Dip predates the Super Bowl, but not by much. The love child of fondue and salad dressing, dip rolled over the country like a great onion soup mix tidal wave in the middle of the last century, feeding a nation as it moved out of the dining room and into the den. But as it is most commonly encountered now, in the grocery, your average tub of ranch dip will long outlast the Super Bowl, if not all of civilization. Seeking something a little fresher and less geologic in its life span, I turned to Alton Brown – dip obsessive and host of the Food Network's 'Good Eats' – who described for me three classic dips.
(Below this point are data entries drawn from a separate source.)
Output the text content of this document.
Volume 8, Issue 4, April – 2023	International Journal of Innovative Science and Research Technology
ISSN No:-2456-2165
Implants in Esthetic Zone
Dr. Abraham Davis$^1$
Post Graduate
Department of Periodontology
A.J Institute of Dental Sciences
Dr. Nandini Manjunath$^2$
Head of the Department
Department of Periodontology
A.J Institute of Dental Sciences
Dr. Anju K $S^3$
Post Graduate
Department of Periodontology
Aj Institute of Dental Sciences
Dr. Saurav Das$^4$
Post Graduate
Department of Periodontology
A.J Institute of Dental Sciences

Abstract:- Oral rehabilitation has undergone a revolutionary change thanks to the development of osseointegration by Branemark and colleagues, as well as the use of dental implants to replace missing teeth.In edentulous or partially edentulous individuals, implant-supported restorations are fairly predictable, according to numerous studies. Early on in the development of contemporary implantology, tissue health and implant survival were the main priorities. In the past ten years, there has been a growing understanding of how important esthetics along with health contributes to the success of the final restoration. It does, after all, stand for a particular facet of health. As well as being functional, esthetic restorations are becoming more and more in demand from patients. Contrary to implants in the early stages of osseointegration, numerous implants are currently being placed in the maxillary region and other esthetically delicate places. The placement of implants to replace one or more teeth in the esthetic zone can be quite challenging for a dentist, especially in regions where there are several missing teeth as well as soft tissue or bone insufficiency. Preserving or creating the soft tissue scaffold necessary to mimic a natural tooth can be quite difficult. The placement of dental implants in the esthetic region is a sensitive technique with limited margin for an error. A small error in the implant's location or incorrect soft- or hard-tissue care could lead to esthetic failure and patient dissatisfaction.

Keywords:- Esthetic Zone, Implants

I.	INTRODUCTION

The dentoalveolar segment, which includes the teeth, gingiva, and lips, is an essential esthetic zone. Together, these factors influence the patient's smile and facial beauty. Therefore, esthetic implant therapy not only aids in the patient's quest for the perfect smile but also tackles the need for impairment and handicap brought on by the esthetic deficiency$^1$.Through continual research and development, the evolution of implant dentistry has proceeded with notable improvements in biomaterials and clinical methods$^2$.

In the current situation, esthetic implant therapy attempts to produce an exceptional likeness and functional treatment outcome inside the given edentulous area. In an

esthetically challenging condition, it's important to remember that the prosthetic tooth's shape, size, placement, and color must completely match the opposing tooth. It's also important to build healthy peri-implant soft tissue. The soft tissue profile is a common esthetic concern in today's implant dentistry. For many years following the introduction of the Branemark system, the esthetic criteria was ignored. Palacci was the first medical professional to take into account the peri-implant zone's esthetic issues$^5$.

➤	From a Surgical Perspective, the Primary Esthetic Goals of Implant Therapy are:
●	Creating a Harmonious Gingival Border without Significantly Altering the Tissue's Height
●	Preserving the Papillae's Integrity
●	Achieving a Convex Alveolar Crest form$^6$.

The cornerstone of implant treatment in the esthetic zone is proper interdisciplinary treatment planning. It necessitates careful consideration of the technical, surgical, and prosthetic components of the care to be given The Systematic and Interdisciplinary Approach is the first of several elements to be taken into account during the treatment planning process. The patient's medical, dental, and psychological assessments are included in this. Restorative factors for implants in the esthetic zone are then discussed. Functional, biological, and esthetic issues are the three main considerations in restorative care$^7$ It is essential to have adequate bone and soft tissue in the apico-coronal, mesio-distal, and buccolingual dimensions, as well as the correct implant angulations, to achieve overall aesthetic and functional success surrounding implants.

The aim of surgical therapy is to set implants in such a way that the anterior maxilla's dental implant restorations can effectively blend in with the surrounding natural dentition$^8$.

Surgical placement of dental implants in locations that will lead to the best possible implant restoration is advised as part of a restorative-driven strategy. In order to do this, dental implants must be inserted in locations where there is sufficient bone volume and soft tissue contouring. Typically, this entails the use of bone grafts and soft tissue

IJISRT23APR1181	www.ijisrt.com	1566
Alton Brown's Guacamole Dip
"There's not that much difference between sour cream and an avocado, which is really a big ball of fat that grows on a tree," says Alton Brown. Avocado is not an ingredient so much as a carrier for the main players – the tomato and the onion – and the seasoning: lime, chili powder, and garlic powder. Brown pits and peels the avocado on a cutting board, then spritzes it with lime juice from a spray bottle; this will keep the fruit from browning. He then mashes with a potato masher and folds in ingredients with an oversize sheetrock knife he found at a hardware store. This is because he is a little crazy.
• 3 Haas avocados
• 1 lime, juiced
• 1/2 tsp kosher salt
• 1 tsp chili powder
• 1/2 tsp garlic powder
• 1/2 medium onion, diced
• 2 Roma tomatoes, seeded, diced
• 1 tbsp chopped cilantro
Peel and seed avocados and lay them out on a cutting board. Sprinkle/spritz with lime juice. Mash avocado on cutting board with a potato masher. Add dry ingredients and fold in. Add tomatoes, onions, and cilantro and fold in. Transfer to a bowl.